A quick stop was the University of Tennessee’s East Tennessee Research and Education Center in Knoxville. We were already visiting three different Tennessee farms that day, but there it was, only a couple miles away from Jonathan Buchanan’s Crooked Road Farm, so we dropped in for a quick look. Much of the farm’s work is giving young beginning farmers experience growing market crops, but we also got to see pepper trials, stevia trials, and – a great new vocabulary word – ratooning trials for kale and other crops in the brassica family. Ratooning is the practice of severely cutting back plants to stimulate new growth for later production. Okra growers in the Deep South often do it, so as to keep okra plants from getting 10 feet tall or more! Here’s a ratooned kale crop at the East TN Research and Education Center.


Next was the USDA’s U.S. Vegetable Laboratory in Charleston, South Carolina, with Clemson University’s Coastal Research and Education Center (CREC) nearby. Mark Farnham and Richard Fery with the USVL, and Brian Ward (at left below) with the CREC, showed us around. Here Mark talks about his work with breeding summer broccoli that holds up in July heat. Vegetable breeding is patient work – it can take planting out big fields of dozens of different breeding lines to find the best traits. This was July, swelteringly hot in Charleston, but there was some great looking broccoli out there – Mark’s hoping to release some of the breeding lines in the next few years!

Mark (at right below) is a brassicas guy; another recent project of his and Pat Wechter’s, Carolina Broadleaf mustard, is a leafy green bred for resistance to a bacterial leaf blight that’s become a problem in the Deep South. The USVL makes small amounts of breeding stock available to seed producers, so we’re hoping to line up some of our own seed growers for this one and have it in the SESE catalog in the next few years.

Richard Fery is emeritus plant geneticist at the USVL. He’s worked on many different seed crops over the years, mostly peppers and southern peas. He and his colleagues bred the nematode-resistant Carolina Wonder sweet pepper, Charleston Hot hot pepper, and many others, and he’s shared seedstock with us of southern peas releases that we’re hoping to be able to offer in the next few years.  He’s in the picture below at right, with colleague Floyd P. Maguire at left.

Across the street, Brian Ward gave us a fast tour of the organics section of Clemson’s Coastal Research and Education Center. Interesting projects included watermelon seedlings grafted onto gourd rootstock for greater disease resistance and vigor, a study of alternative pollinators for watermelons, rice trials, and seed increases for heirloom varieties of peanuts, southern peas, and corn. Alas, so much to see, but so little time!

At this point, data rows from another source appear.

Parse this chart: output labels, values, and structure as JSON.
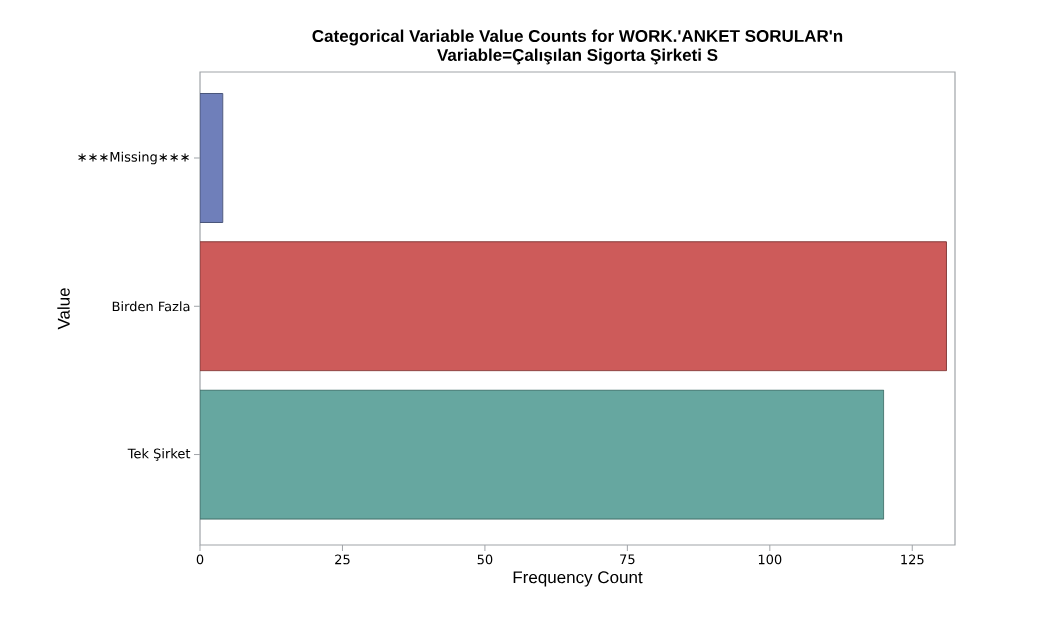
{
  "chart_data": {
    "type": "bar",
    "orientation": "horizontal",
    "title": "Categorical Variable Value Counts for WORK.'ANKET SORULAR'n",
    "subtitle": "Variable=Çalışılan Sigorta Şirketi S",
    "xlabel": "Frequency Count",
    "ylabel": "Value",
    "categories": [
      "∗∗∗Missing∗∗∗",
      "Birden Fazla",
      "Tek Şirket"
    ],
    "values": [
      4,
      131,
      120
    ],
    "colors": [
      "#6f7fba",
      "#cd5b5a",
      "#66a7a0"
    ],
    "xlim": [
      0,
      132.5
    ],
    "xticks": [
      0,
      25,
      50,
      75,
      100,
      125
    ],
    "grid": false
  }
}
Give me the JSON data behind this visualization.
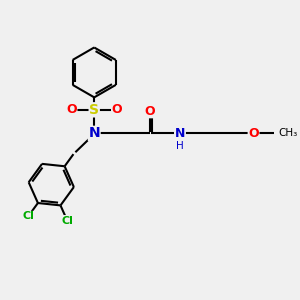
{
  "background_color": "#f0f0f0",
  "atom_colors": {
    "C": "#000000",
    "N": "#0000cc",
    "O": "#ff0000",
    "S": "#cccc00",
    "Cl": "#00aa00",
    "H": "#888888"
  },
  "bond_color": "#000000",
  "bond_width": 1.5,
  "font_size_atom": 8.5,
  "scale": 1.0
}
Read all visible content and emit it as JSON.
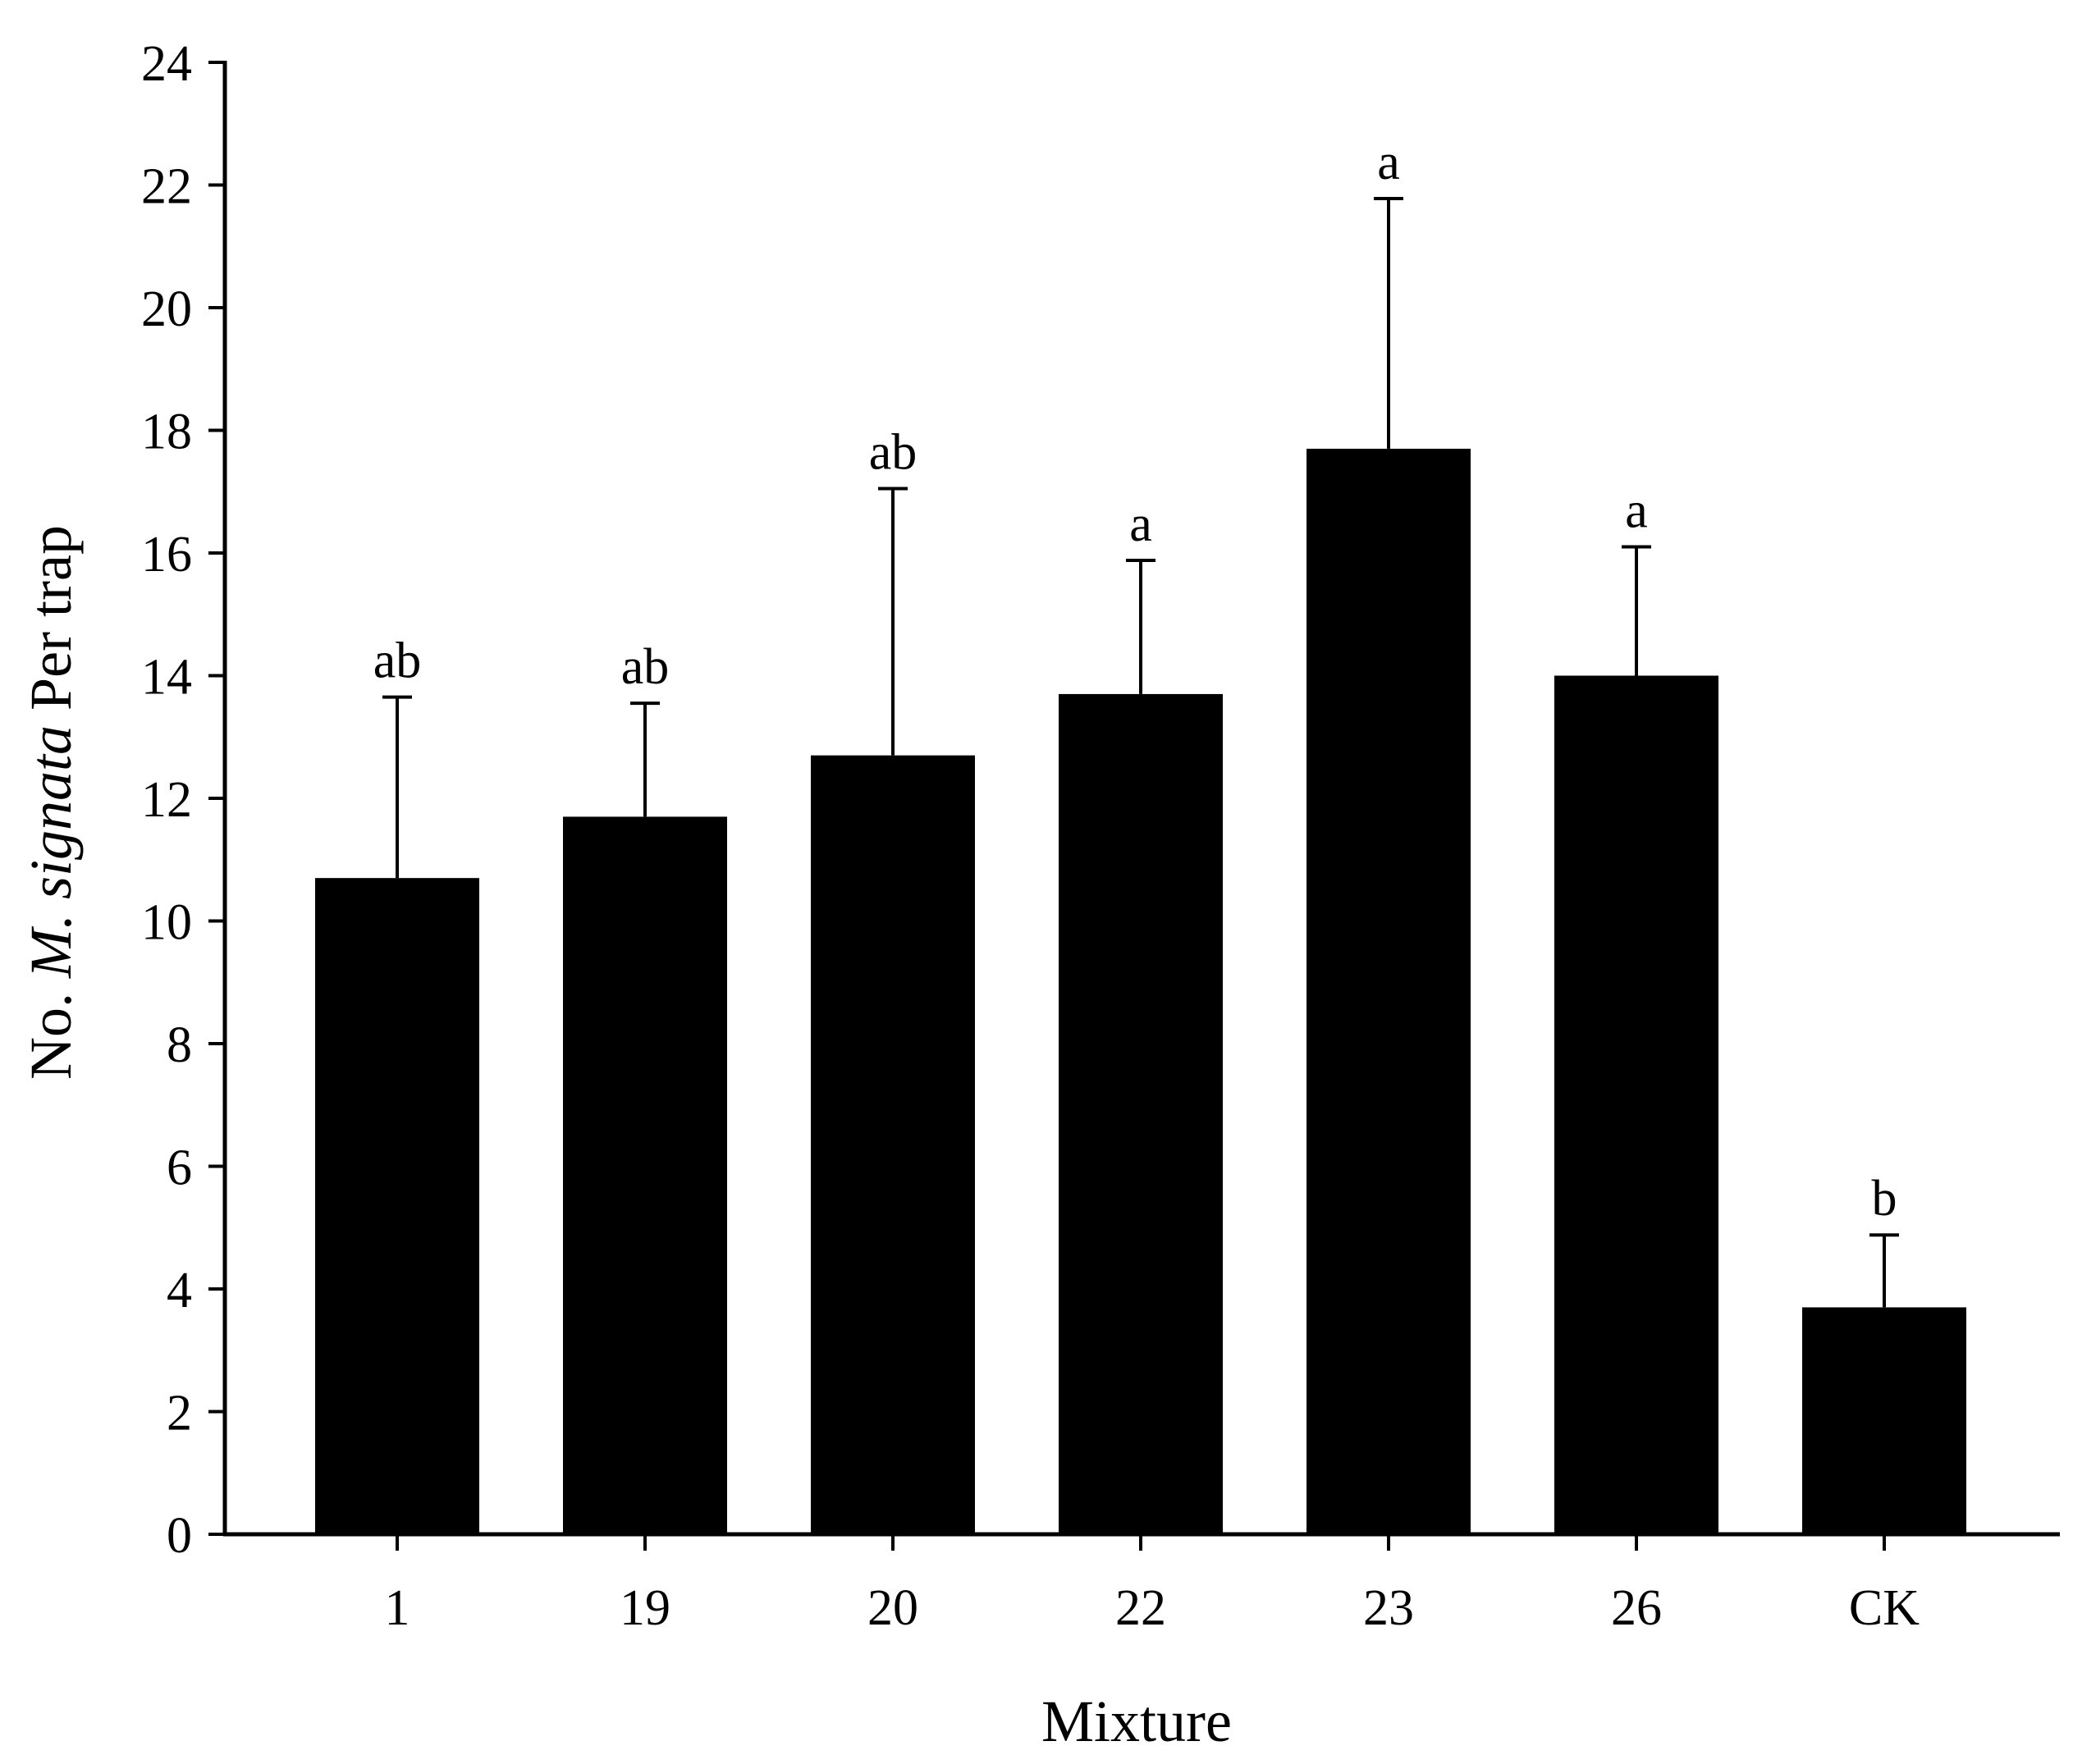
{
  "chart_data": {
    "type": "bar",
    "title": "",
    "xlabel": "Mixture",
    "ylabel": {
      "prefix": "No. ",
      "species": "M. signata",
      "suffix": " Per trap"
    },
    "categories": [
      "1",
      "19",
      "20",
      "22",
      "23",
      "26",
      "CK"
    ],
    "values": [
      10.7,
      11.7,
      12.7,
      13.7,
      17.7,
      14.0,
      3.7
    ],
    "error_upper": [
      13.65,
      13.55,
      17.05,
      15.88,
      21.78,
      16.1,
      4.88
    ],
    "significance_letters": [
      "ab",
      "ab",
      "ab",
      "a",
      "a",
      "a",
      "b"
    ],
    "ylim": [
      0,
      24
    ],
    "y_ticks": [
      "0",
      "2",
      "4",
      "6",
      "8",
      "10",
      "12",
      "14",
      "16",
      "18",
      "20",
      "22",
      "24"
    ],
    "grid": false,
    "legend": "none",
    "colors": {
      "bar": "#000000",
      "axis": "#000000",
      "background": "#ffffff"
    }
  }
}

Our final stop in the research portion of this trip was the Cherry Farm facility in Goldsboro, NC, for the Center for Environmental Farming Systems (CEFS), a collaboration between several NC ag departments. With 2,245 acres available, CEFS has a huge area to do all kinds of big studies, with long term studies of soil nutrition, tree alley crops, forest succession, animal husbandry, and many others. Research Operations Manager Andy Meier generously took time on a Sunday afternoon to show us around. CEFS helps provide the space and support for many NC ag folks and groups to do trials.  Their variety trials this year include wheat, barley, soybeans, and this southern peas trial with four repetitions. Again, so much to see, and so little time!